It is the age of the quarterback – if not the golden age, then certainly as common currency.
Hucking and chucking of the football is a high art performed by studied sophisticates. High school quarterbacks transfer if their coaches don’t air it out enough. There are quarterback camps, gurus, combines, institutes and academies, and they’re booked wall-to-wall with middle-schoolers drifting off to sleep going through progressions in their heads.
Yes, there are more and better quarterbacks than ever before.
Except those available to play indoor football for $1,300 a game, apparently.
Out of circumstance and desperation, the Spokane Shock started their fourth different quarterback in as many games Friday night and continued their slide into mediocrity in the Arena Football League.
The next step may be open auditions, so limber up that arm.
True, even after absorbing a 52-34 licking from San Jose at the Spokane Arena, the Shock are but two games behind the SaberCats in the Pacific Division standings.
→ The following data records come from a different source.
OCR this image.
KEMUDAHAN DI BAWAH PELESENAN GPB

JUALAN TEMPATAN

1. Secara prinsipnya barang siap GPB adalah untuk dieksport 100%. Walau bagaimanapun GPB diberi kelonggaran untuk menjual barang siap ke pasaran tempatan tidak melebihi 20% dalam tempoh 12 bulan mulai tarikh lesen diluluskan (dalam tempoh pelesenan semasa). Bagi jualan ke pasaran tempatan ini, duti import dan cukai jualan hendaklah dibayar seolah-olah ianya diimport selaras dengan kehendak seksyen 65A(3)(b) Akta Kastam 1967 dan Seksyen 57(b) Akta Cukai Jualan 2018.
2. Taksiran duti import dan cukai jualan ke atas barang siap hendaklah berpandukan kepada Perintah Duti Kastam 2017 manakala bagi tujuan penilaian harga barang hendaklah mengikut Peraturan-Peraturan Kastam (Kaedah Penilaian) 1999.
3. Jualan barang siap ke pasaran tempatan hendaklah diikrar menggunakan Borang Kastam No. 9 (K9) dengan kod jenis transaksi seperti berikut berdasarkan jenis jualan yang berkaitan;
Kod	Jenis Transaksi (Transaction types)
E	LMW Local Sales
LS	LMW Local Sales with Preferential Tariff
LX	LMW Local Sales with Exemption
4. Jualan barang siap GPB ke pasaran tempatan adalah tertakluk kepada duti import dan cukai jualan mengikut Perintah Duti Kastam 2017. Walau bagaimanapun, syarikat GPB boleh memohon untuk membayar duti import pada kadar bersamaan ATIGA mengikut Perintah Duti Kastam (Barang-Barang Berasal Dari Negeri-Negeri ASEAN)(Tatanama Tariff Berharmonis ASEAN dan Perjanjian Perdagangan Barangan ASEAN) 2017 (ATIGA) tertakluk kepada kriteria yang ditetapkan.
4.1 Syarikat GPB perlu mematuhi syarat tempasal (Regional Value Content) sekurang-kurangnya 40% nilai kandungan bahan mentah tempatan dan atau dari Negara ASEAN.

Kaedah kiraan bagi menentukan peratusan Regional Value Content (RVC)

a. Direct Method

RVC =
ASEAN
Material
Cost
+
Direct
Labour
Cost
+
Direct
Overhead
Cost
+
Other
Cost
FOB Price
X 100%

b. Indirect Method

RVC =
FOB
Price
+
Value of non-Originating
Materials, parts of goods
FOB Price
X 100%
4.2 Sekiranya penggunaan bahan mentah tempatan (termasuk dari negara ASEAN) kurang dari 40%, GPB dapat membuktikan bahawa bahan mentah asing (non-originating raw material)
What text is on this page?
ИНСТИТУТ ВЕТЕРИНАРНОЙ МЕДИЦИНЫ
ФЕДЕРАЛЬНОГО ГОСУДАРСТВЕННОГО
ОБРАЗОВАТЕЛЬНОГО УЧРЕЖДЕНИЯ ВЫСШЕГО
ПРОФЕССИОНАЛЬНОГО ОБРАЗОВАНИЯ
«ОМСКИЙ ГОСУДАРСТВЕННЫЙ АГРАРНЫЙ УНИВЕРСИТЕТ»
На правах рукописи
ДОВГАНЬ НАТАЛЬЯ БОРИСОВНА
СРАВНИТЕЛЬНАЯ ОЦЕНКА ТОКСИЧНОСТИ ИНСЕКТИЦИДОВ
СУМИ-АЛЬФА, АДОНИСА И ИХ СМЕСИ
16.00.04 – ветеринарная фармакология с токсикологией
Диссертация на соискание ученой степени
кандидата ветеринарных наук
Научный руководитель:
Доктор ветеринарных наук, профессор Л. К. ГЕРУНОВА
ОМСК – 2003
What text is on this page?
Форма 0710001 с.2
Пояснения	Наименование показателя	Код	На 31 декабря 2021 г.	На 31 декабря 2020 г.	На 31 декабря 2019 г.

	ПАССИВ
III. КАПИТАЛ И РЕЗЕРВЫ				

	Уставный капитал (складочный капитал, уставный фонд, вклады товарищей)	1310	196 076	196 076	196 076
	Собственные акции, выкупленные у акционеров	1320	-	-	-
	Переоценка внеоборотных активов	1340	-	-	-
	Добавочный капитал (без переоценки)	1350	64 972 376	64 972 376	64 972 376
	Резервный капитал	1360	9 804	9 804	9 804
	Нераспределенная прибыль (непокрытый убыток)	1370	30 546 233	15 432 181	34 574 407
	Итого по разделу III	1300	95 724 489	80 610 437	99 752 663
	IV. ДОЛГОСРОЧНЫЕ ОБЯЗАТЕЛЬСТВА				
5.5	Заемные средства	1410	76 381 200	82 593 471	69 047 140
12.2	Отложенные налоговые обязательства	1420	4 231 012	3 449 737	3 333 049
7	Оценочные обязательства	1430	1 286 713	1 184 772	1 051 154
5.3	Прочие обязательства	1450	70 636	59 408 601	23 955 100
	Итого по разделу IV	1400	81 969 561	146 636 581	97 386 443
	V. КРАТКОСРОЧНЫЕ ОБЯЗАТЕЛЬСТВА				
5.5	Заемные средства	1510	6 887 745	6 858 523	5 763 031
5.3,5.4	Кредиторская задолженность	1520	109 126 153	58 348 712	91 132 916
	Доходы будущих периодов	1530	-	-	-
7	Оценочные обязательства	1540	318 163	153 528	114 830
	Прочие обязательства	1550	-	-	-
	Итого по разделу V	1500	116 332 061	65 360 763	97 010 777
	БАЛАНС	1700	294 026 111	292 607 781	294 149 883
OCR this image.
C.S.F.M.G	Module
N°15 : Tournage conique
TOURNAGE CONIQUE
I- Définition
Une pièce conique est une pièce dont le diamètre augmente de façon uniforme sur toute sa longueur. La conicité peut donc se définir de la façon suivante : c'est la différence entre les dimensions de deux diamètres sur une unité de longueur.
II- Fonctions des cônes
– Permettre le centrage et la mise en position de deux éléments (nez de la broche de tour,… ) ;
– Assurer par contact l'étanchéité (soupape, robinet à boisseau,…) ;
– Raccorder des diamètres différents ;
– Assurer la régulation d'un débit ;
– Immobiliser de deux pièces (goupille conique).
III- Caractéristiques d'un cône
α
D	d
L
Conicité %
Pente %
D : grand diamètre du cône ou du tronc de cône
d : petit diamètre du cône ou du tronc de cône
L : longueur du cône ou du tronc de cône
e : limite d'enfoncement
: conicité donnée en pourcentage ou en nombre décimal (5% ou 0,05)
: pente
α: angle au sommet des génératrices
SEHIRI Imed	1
And with a three-game head start on the National Conference’s version of Les Miserables – LA, San Antonio and Portland – the Shock can feel secure in making playoff plans.
This has allowed them the luxury of not plowing headlong into urgent risks. But it’s not much fun for anyone.
Just ask the deadened audience of 8,579 who put off the start of their Memorial Day weekend to witness an effort that seemed thick with self-pity.
Indeed, it looked like something of a breaking point – huge empty patches in the upper deck, and dispirited play down below.
“Not going to happen,” insisted coach Andy Olson. “As long as I’m in charge, we’re not going to stop working, stop fighting.”
Still, there certainly appeared to be a massive sigh of resignation just one series into Friday’s proceedings, even after the company line during the week was one of renewed energy.
This was to be provided by the return of old friend Brian Zbydniewski, a member of two championship teams in Spokane and the latest stab at a solution to the absence of reigning AFL MVP Erik Meyer, who went down with a broken collarbone three weeks back.
Not a marquee Arena ball quarterback, no, but a well-rehearsed veteran. That he’d been inactive for a year himself – another collarbone ding – and had to be lured from a desk job for rescue duty didn’t rein back the hope.
And then the Shock had to play ball.
A false start, a dropped pass, a sack and a throw into the seats followed. Olson then ordered up an AFL punt – a field goal kick into the stands – and the SaberCats struck for a touchdown on the next play.
And about half the house wondered if it was too late to hit the road and find a campsite.
Before the half was over, Zbydniewski would sink two scoring threats with interceptions, and yet the Shock were still in it until the secondary surrendered a Hail Mary for the second time this season.
This moved Olson to assess that, “Zeb did enough. We didn’t support him,” and that was both realistic and generous.
But while you can tread water in the AFL without high-level quarterback play, you’re not going to excel and that’s where the Shock find themselves. They got by with receiver Rashaad Carter in relief of Meyer against an overmatched opponent, and then have been soundly beaten with minor leaguer Donovan Porterie, Carter and now Zbydniewski taking turns. At least three weeks remain until Meyer figures to be in position to help.
So in this day and age of colleges churning out quarterbacks, why is it so hard for a desperate AFL team to find relief?
“The reality is this game is so different, the rules are so different from the outdoor game, that it takes a long time for guys to get acclimated,” former Shock general manager Ryan Rigmaiden said. “And you have to play your starter, so you don’t have time to a groom a young guy.”
“The Jack linebacker, the touch throws – throws you’re usually not making outdoors,” he said. “You’re under center here, not in the shotgun. It’s quicker. The reads are different.”
And while the sports fan doesn’t seem to miss the old af2, the AFL does. There is no development system for the indoor game now; leagues like the IFL, where Porterie apprenticed, employ different rules with less structure.
“The level of quarterbacking is going up across the country because of all the emphasis,” Rigmaiden said. “But this game is so different that it balances out.”
It’s certainly a different game for the Shock. Why, a month ago, you could have sworn it was the golden age.